Dense Planar-Inertial SLAM with Structural Constraints

Abstract

In this work, we develop a novel dense planar-inertial SLAM (DPI-SLAM) system to reconstruct dense 3D models of large indoor environments using a hand-held RGB-D sensor and an inertial measurement unit (IMU). The preinte-grated IMU measurements are loosely-coupled with the dense visual odometry (VO) estimation and tightly-coupled with the planar measurements in a full SLAM framework. The poses, velocities, and IMU biases are optimized together with the planar landmarks in a global factor graph using incremental smoothing and mapping with the Bayes Tree (iSAM2).

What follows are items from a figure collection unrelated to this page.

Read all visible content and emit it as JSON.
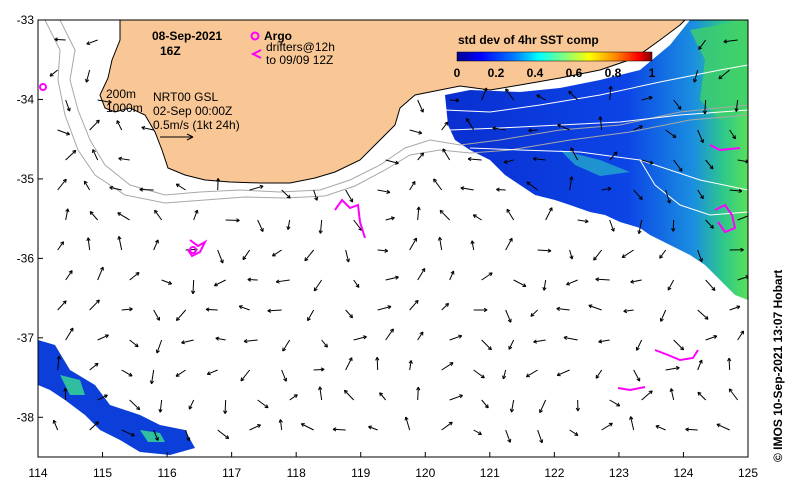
{
  "map": {
    "date": "08-Sep-2021",
    "hour": "16Z",
    "legend_argo_label": "Argo",
    "legend_drifters_label": "drifters@12h",
    "legend_drifters_label2": "to 09/09 12Z",
    "depth_label_1": "200m",
    "depth_label_2": "1000m",
    "model_label": "NRT00 GSL",
    "model_date": "02-Sep 00:00Z",
    "scale_label": "0.5m/s (1kt 24h)",
    "colorbar_title": "std dev of 4hr SST comp",
    "colorbar_ticks": [
      "0",
      "0.2",
      "0.4",
      "0.6",
      "0.8",
      "1"
    ],
    "colorbar_colors": [
      "#00008f",
      "#0000ff",
      "#0080ff",
      "#00ffff",
      "#80ff80",
      "#ffff00",
      "#ff8000",
      "#ff0000",
      "#800000"
    ],
    "credit": "© IMOS 10-Sep-2021 13:07 Hobart",
    "x_ticks": [
      "114",
      "115",
      "116",
      "117",
      "118",
      "119",
      "120",
      "121",
      "122",
      "123",
      "124",
      "125"
    ],
    "y_ticks": [
      "-33",
      "-34",
      "-35",
      "-36",
      "-37",
      "-38"
    ],
    "lon_range": [
      114,
      125
    ],
    "lat_range": [
      -38.5,
      -33
    ],
    "land_color": "#f9c795",
    "marker_color": "#ff00ff"
  }
}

With odometry estimation using both RGB-D and IMU data, our system can keep track of the poses of the sensors even without sufficient planes or visual information (e.g. textureless walls) temporarily. Modeling planes and IMU states in the fully probabilistic global optimization reduces the drift that distorts the reconstruction results of other SLAM algorithms. Moreover, structural constraints between nearby planes (e.g. right angles) are added into the DPI-SLAM system, which further recovers the drift and distortion. We test our DPI-SLAM on large indoor datasets and demonstrate its state-of-the-art performance as the first planar-inertial SLAM system.